Qualitative Design Flashcards
A qualitative data collection method that may include structured, semi-structured, or open-ended interviews.
In-depth Interviews
Those who are studied—members of oppressed groups—maintain substantial control over the study from start to finish.
Action Research
A type of qualitative method that seeks to describe the meaning of the everyday “lived experience,” a concept or phenomenon (e.g., The experience of being addicted to crack–desperation in getting one’s next hit.)
Phenomenology
____ are examples of qualitative data collection methods.
Historical accounts, focus groups, in-depth interviews.
The researcher uses participation to gain access to members of a group or organization to observe behavior as it occurs and also to build relationships of personal trust needed to elicit full and reasonably frank interview material.
Participatory Research
A qualitative technique that uses organized group discussions with selected individuals, to gain info on a topic.
Focus Group
The study of a culture, with the goal to describe the way of life of a particular group from within by understanding and communicating not only what happens, but how the members of the group interpret and understand what happens.

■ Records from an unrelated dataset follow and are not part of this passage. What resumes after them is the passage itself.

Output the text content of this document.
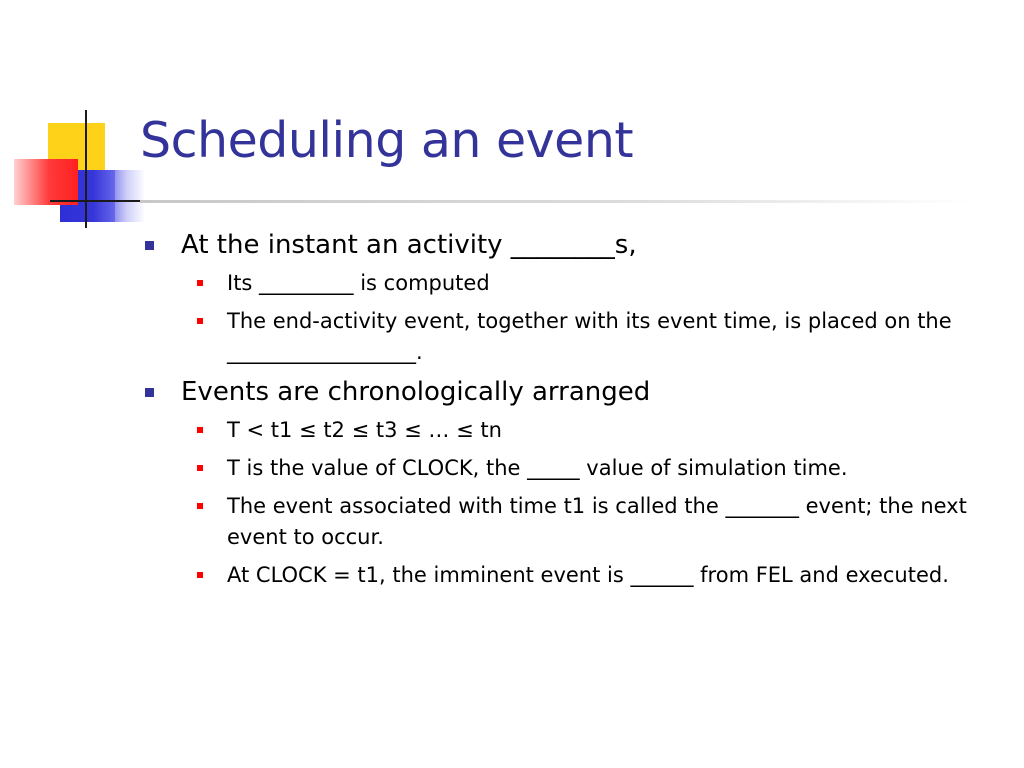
Scheduling an event
At the instant an activity ________s,
Its _________ is computed
The end-activity event, together with its event time, is placed on the __________________.
Events are chronologically arranged
T < t1 ≤ t2 ≤ t3 ≤ … ≤ tn
T is the value of CLOCK, the _____ value of simulation time.
The event associated with time t1 is called the _______ event; the next event to occur.
At CLOCK = t1, the imminent event is ______ from FEL and executed.
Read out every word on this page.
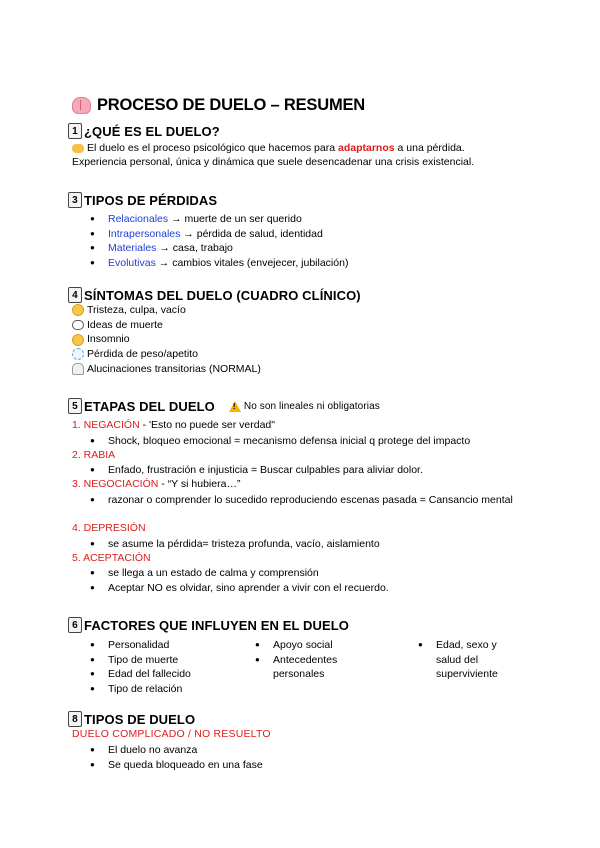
PROCESO DE DUELO – RESUMEN
1 ¿QUÉ ES EL DUELO?
El duelo es el proceso psicológico que hacemos para adaptarnos a una pérdida.
Experiencia personal, única y dinámica que suele desencadenar una crisis existencial.
3 TIPOS DE PÉRDIDAS
● Relacionales → muerte de un ser querido
● Intrapersonales → pérdida de salud, identidad
● Materiales → casa, trabajo
● Evolutivas → cambios vitales (envejecer, jubilación)
4 SÍNTOMAS DEL DUELO (CUADRO CLÍNICO)
Tristeza, culpa, vacío
Ideas de muerte
Insomnio
Pérdida de peso/apetito
Alucinaciones transitorias (NORMAL)
5 ETAPAS DEL DUELO
!	No son lineales ni obligatorias
1. NEGACIÓN - 'Esto no puede ser verdad"
● Shock, bloqueo emocional = mecanismo defensa inicial q protege del impacto
2. RABIA
● Enfado, frustración e injusticia = Buscar culpables para aliviar dolor.
3. NEGOCIACIÓN - “Y si hubiera…”
● razonar o comprender lo sucedido reproduciendo escenas pasada = Cansancio mental
4. DEPRESIÓN
● se asume la pérdida= tristeza profunda, vacío, aislamiento
5. ACEPTACIÓN
● se llega a un estado de calma y comprensión
● Aceptar NO es olvidar, sino aprender a vivir con el recuerdo.
6 FACTORES QUE INFLUYEN EN EL DUELO
● Personalidad
● Tipo de muerte
● Edad del fallecido
● Tipo de relación
● Apoyo social
● Antecedentes personales
● Edad, sexo y salud del superviviente
8 TIPOS DE DUELO
DUELO COMPLICADO / NO RESUELTO
● El duelo no avanza
● Se queda bloqueado en una fase
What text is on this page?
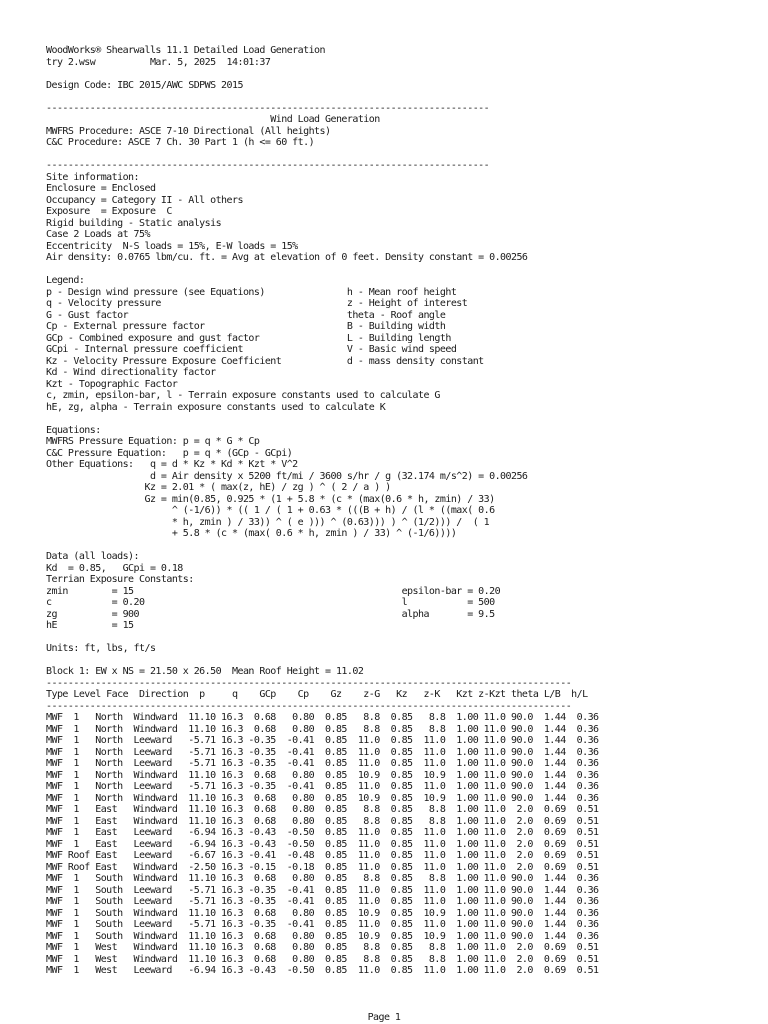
WoodWorks® Shearwalls 11.1 Detailed Load Generation
try 2.wsw          Mar. 5, 2025  14:01:37
Design Code: IBC 2015/AWC SDPWS 2015
---------------------------------------------------------------------------------
Wind Load Generation
MWFRS Procedure: ASCE 7-10 Directional (All heights)
C&C Procedure: ASCE 7 Ch. 30 Part 1 (h <= 60 ft.)
---------------------------------------------------------------------------------
Site information:
Enclosure = Enclosed
Occupancy = Category II - All others
Exposure  = Exposure  C
Rigid building - Static analysis
Case 2 Loads at 75%
Eccentricity  N-S loads = 15%, E-W loads = 15%
Air density: 0.0765 lbm/cu. ft. = Avg at elevation of 0 feet. Density constant = 0.00256
Legend:
p - Design wind pressure (see Equations)               h - Mean roof height
q - Velocity pressure                                  z - Height of interest
G - Gust factor                                        theta - Roof angle
Cp - External pressure factor                          B - Building width
GCp - Combined exposure and gust factor                L - Building length
GCpi - Internal pressure coefficient                   V - Basic wind speed
Kz - Velocity Pressure Exposure Coefficient            d - mass density constant
Kd - Wind directionality factor
Kzt - Topographic Factor
c, zmin, epsilon-bar, l - Terrain exposure constants used to calculate G
hE, zg, alpha - Terrain exposure constants used to calculate K
Equations:
MWFRS Pressure Equation: p = q * G * Cp
C&C Pressure Equation:   p = q * (GCp - GCpi)
Other Equations:   q = d * Kz * Kd * Kzt * V^2
d = Air density x 5200 ft/mi / 3600 s/hr / g (32.174 m/s^2) = 0.00256
Kz = 2.01 * ( max(z, hE) / zg ) ^ ( 2 / a ) )
Gz = min(0.85, 0.925 * (1 + 5.8 * (c * (max(0.6 * h, zmin) / 33)
^ (-1/6)) * (( 1 / ( 1 + 0.63 * (((B + h) / (l * ((max( 0.6
* h, zmin ) / 33)) ^ ( e ))) ^ (0.63))) ) ^ (1/2))) /  ( 1
+ 5.8 * (c * (max( 0.6 * h, zmin ) / 33) ^ (-1/6))))
Data (all loads):
Kd  = 0.85,   GCpi = 0.18
Terrian Exposure Constants:
zmin        = 15                                                 epsilon-bar = 0.20
c           = 0.20                                               l           = 500
zg          = 900                                                alpha       = 9.5
hE          = 15
Units: ft, lbs, ft/s
Block 1: EW x NS = 21.50 x 26.50  Mean Roof Height = 11.02
------------------------------------------------------------------------------------------------
Type Level Face  Direction  p     q    GCp    Cp    Gz    z-G   Kz   z-K   Kzt z-Kzt theta L/B  h/L
------------------------------------------------------------------------------------------------
MWF  1   North  Windward  11.10 16.3  0.68   0.80  0.85   8.8  0.85   8.8  1.00 11.0 90.0  1.44  0.36
MWF  1   North  Windward  11.10 16.3  0.68   0.80  0.85   8.8  0.85   8.8  1.00 11.0 90.0  1.44  0.36
MWF  1   North  Leeward   -5.71 16.3 -0.35  -0.41  0.85  11.0  0.85  11.0  1.00 11.0 90.0  1.44  0.36
MWF  1   North  Leeward   -5.71 16.3 -0.35  -0.41  0.85  11.0  0.85  11.0  1.00 11.0 90.0  1.44  0.36
MWF  1   North  Leeward   -5.71 16.3 -0.35  -0.41  0.85  11.0  0.85  11.0  1.00 11.0 90.0  1.44  0.36
MWF  1   North  Windward  11.10 16.3  0.68   0.80  0.85  10.9  0.85  10.9  1.00 11.0 90.0  1.44  0.36
MWF  1   North  Leeward   -5.71 16.3 -0.35  -0.41  0.85  11.0  0.85  11.0  1.00 11.0 90.0  1.44  0.36
MWF  1   North  Windward  11.10 16.3  0.68   0.80  0.85  10.9  0.85  10.9  1.00 11.0 90.0  1.44  0.36
MWF  1   East   Windward  11.10 16.3  0.68   0.80  0.85   8.8  0.85   8.8  1.00 11.0  2.0  0.69  0.51
MWF  1   East   Windward  11.10 16.3  0.68   0.80  0.85   8.8  0.85   8.8  1.00 11.0  2.0  0.69  0.51
MWF  1   East   Leeward   -6.94 16.3 -0.43  -0.50  0.85  11.0  0.85  11.0  1.00 11.0  2.0  0.69  0.51
MWF  1   East   Leeward   -6.94 16.3 -0.43  -0.50  0.85  11.0  0.85  11.0  1.00 11.0  2.0  0.69  0.51
MWF Roof East   Leeward   -6.67 16.3 -0.41  -0.48  0.85  11.0  0.85  11.0  1.00 11.0  2.0  0.69  0.51
MWF Roof East   Windward  -2.50 16.3 -0.15  -0.18  0.85  11.0  0.85  11.0  1.00 11.0  2.0  0.69  0.51
MWF  1   South  Windward  11.10 16.3  0.68   0.80  0.85   8.8  0.85   8.8  1.00 11.0 90.0  1.44  0.36
MWF  1   South  Leeward   -5.71 16.3 -0.35  -0.41  0.85  11.0  0.85  11.0  1.00 11.0 90.0  1.44  0.36
MWF  1   South  Leeward   -5.71 16.3 -0.35  -0.41  0.85  11.0  0.85  11.0  1.00 11.0 90.0  1.44  0.36
MWF  1   South  Windward  11.10 16.3  0.68   0.80  0.85  10.9  0.85  10.9  1.00 11.0 90.0  1.44  0.36
MWF  1   South  Leeward   -5.71 16.3 -0.35  -0.41  0.85  11.0  0.85  11.0  1.00 11.0 90.0  1.44  0.36
MWF  1   South  Windward  11.10 16.3  0.68   0.80  0.85  10.9  0.85  10.9  1.00 11.0 90.0  1.44  0.36
MWF  1   West   Windward  11.10 16.3  0.68   0.80  0.85   8.8  0.85   8.8  1.00 11.0  2.0  0.69  0.51
MWF  1   West   Windward  11.10 16.3  0.68   0.80  0.85   8.8  0.85   8.8  1.00 11.0  2.0  0.69  0.51
MWF  1   West   Leeward   -6.94 16.3 -0.43  -0.50  0.85  11.0  0.85  11.0  1.00 11.0  2.0  0.69  0.51
Page 1
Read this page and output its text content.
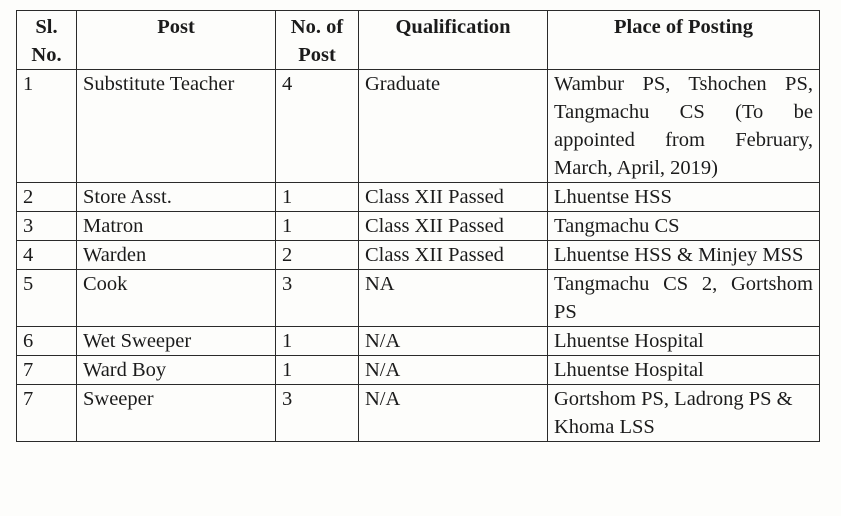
Sl. No.	Post	No. of Post	Qualification	Place of Posting
1	Substitute Teacher	4	Graduate	Wambur PS, Tshochen PS, Tangmachu CS (To be appointed from February, March, April, 2019)
2	Store Asst.	1	Class XII Passed	Lhuentse HSS
3	Matron	1	Class XII Passed	Tangmachu CS
4	Warden	2	Class XII Passed	Lhuentse HSS & Minjey MSS
5	Cook	3	NA	Tangmachu CS 2, Gortshom PS
6	Wet Sweeper	1	N/A	Lhuentse Hospital
7	Ward Boy	1	N/A	Lhuentse Hospital
7	Sweeper	3	N/A	Gortshom PS, Ladrong PS & Khoma LSS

e.g., The culture of crack houses (language & etiquette).
Ethnography
A qualitative data collection method that may include recording info in the form of chronological events.
Log books/case notes, field books.
A type of qualitative method that generates or discovers a theory from data. “Theory is grounded in the data” because the tentative theory is derived from the data.
e.g., Who, what, where, why becomes addicted to crack.
Grounded Theory
A qualitative data collection method that may include observational schedules, charts, maps, inventories, random occurrences, or audio/visual recordings.
Observation
A qualitative data collection method that includes using non-reactive measures in which the research and participants do not directly interact with each other.